Manual usage (without an agent)

Quick start

pip install dataclaw
huggingface-cli login --token YOUR_TOKEN

# See your projects
dataclaw prep

# Configure
dataclaw config --repo username/dataclaw-username
dataclaw config --exclude "personal-stuff,scratch"
dataclaw config --redact-usernames "my_github_handle,my_discord_name"
dataclaw config --redact "my-domain.com,my-secret-project"

# Export locally first
dataclaw export --no-push

# Review the JSONL, then push
dataclaw export

Commands

Command Description
dataclaw prep Discover projects, check HF auth, output JSON (read-only)
dataclaw list List all projects with exclusion status
dataclaw config Show current config
dataclaw config --repo user/dataclaw-user Set HF repo
dataclaw config --exclude "a,b" Add excluded projects (appends)
dataclaw config --redact "str1,str2" Add strings to always redact (appends)
dataclaw config --redact-usernames "u1,u2" Add usernames to anonymize (appends)
dataclaw export Export and push
dataclaw export --no-push Export locally only (review first)
dataclaw export --all-projects Include everything (ignore exclusions)
dataclaw export --no-thinking Exclude extended thinking blocks
dataclaw update-skill claude Install/update the dataclaw skill for Claude Code
What gets exported
Data Included Notes
User messages Yes Full text (including voice transcripts)
Assistant responses Yes Full text output
Extended thinking Yes Claude's reasoning (opt out with --no-thinking)
Tool calls Yes Tool name + summarized input
Tool results No Not stored in Claude Code's logs
Token usage Yes Input/output tokens per session
Model & metadata Yes Model name, git branch, timestamps

Privacy & Redaction

DataClaw applies multiple layers of protection:

  1. Path anonymization — File paths stripped to project-relative
  2. Username hashing — Your macOS username + any configured usernames replaced with stable hashes
  3. Secret detection — Regex patterns catch JWT tokens, API keys (Anthropic, OpenAI, HF, GitHub, AWS, etc.), database passwords, private keys, Discord webhooks, and more
  4. Entropy analysis — Long high-entropy strings in quotes are flagged as potential secrets
  5. Email redaction — Personal email addresses removed
  6. Custom redaction — You can configure additional strings and usernames to redact
  7. Tool input pre-redaction — Secrets in tool inputs are redacted BEFORE truncation to prevent partial leaks

This is NOT foolproof. Always review your exported data before publishing. Automated redaction cannot catch everything — especially service-specific identifiers, third-party PII, or secrets in unusual formats.

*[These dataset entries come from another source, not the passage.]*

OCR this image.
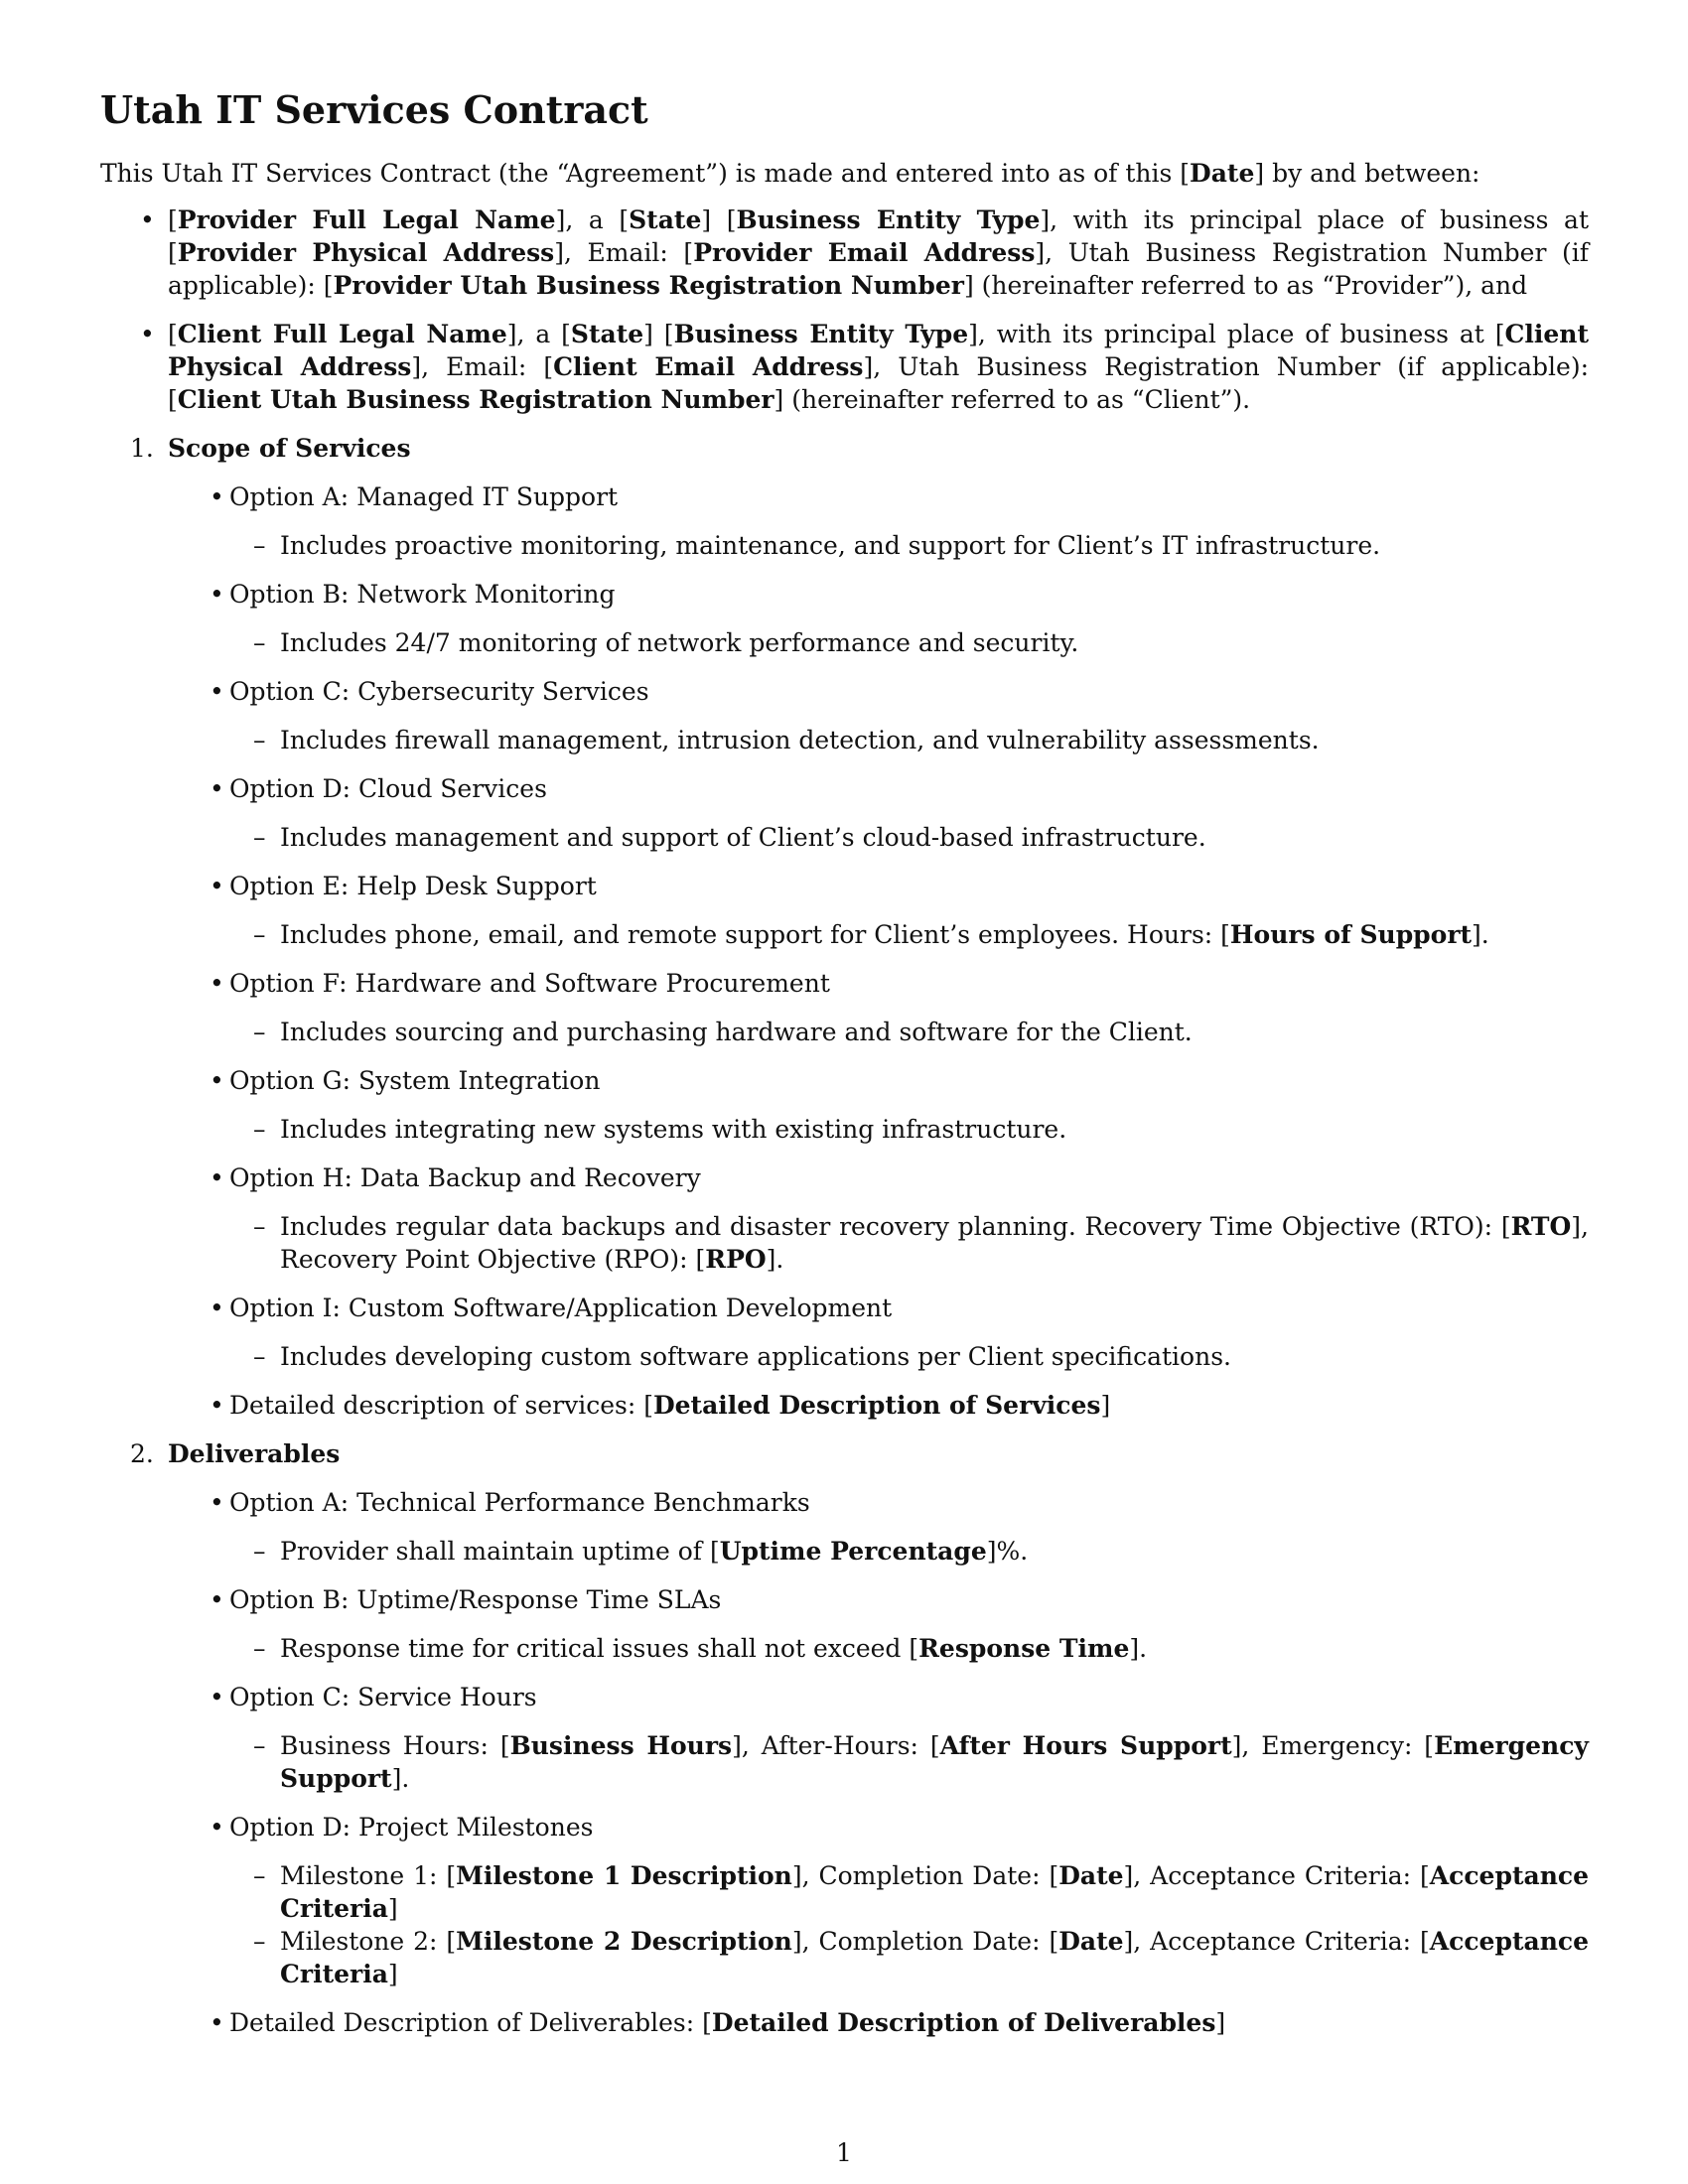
Utah IT Services Contract

This Utah IT Services Contract (the “Agreement”) is made and entered into as of this [Date] by and between:

• [Provider Full Legal Name], a [State] [Business Entity Type], with its principal place of business at [Provider Physical Address], Email: [Provider Email Address], Utah Business Registration Number (if applicable): [Provider Utah Business Registration Number] (hereinafter referred to as “Provider”), and
• [Client Full Legal Name], a [State] [Business Entity Type], with its principal place of business at [Client Physical Address], Email: [Client Email Address], Utah Business Registration Number (if applicable): [Client Utah Business Registration Number] (hereinafter referred to as “Client”).
1. Scope of Services
• Option A: Managed IT Support
– Includes proactive monitoring, maintenance, and support for Client’s IT infrastructure.
• Option B: Network Monitoring
– Includes 24/7 monitoring of network performance and security.
• Option C: Cybersecurity Services
– Includes firewall management, intrusion detection, and vulnerability assessments.
• Option D: Cloud Services
– Includes management and support of Client’s cloud-based infrastructure.
• Option E: Help Desk Support
– Includes phone, email, and remote support for Client’s employees. Hours: [Hours of Support].
• Option F: Hardware and Software Procurement
– Includes sourcing and purchasing hardware and software for the Client.
• Option G: System Integration
– Includes integrating new systems with existing infrastructure.
• Option H: Data Backup and Recovery
– Includes regular data backups and disaster recovery planning. Recovery Time Objective (RTO): [RTO], Recovery Point Objective (RPO): [RPO].
• Option I: Custom Software/Application Development
– Includes developing custom software applications per Client specifications.
• Detailed description of services: [Detailed Description of Services]
2. Deliverables
• Option A: Technical Performance Benchmarks
– Provider shall maintain uptime of [Uptime Percentage]%.
• Option B: Uptime/Response Time SLAs
– Response time for critical issues shall not exceed [Response Time].
• Option C: Service Hours
– Business Hours: [Business Hours], After-Hours: [After Hours Support], Emergency: [Emergency Support].
• Option D: Project Milestones
– Milestone 1: [Milestone 1 Description], Completion Date: [Date], Acceptance Criteria: [Acceptance Criteria]
– Milestone 2: [Milestone 2 Description], Completion Date: [Date], Acceptance Criteria: [Acceptance Criteria]
• Detailed Description of Deliverables: [Detailed Description of Deliverables]
1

To help improve redaction, report issues: https://github.com/banodoco/dataclaw/issues

Data schema

Each line in conversations.jsonl is one session:

{
  "session_id": "abc-123",
  "project": "my-project",
  "model": "claude-opus-4-6",
  "git_branch": "main",
  "start_time": "2025-06-15T10:00:00+00:00",
  "end_time": "2025-06-15T10:30:00+00:00",
  "messages": [
    {"role": "user", "content": "Fix the login bug", "timestamp": "..."},
    {
      "role": "assistant",
      "content": "I'll investigate the login flow.",
      "thinking": "The user wants me to look at...",
      "tool_uses": [{"tool": "Read", "input": "src/auth.py"}],
      "timestamp": "..."
    }
  ],
  "stats": {
    "user_messages": 5, "assistant_messages": 8,
    "tool_uses": 20, "input_tokens": 50000, "output_tokens": 3000
  }
}

Each HF repo also includes a metadata.json with aggregate stats.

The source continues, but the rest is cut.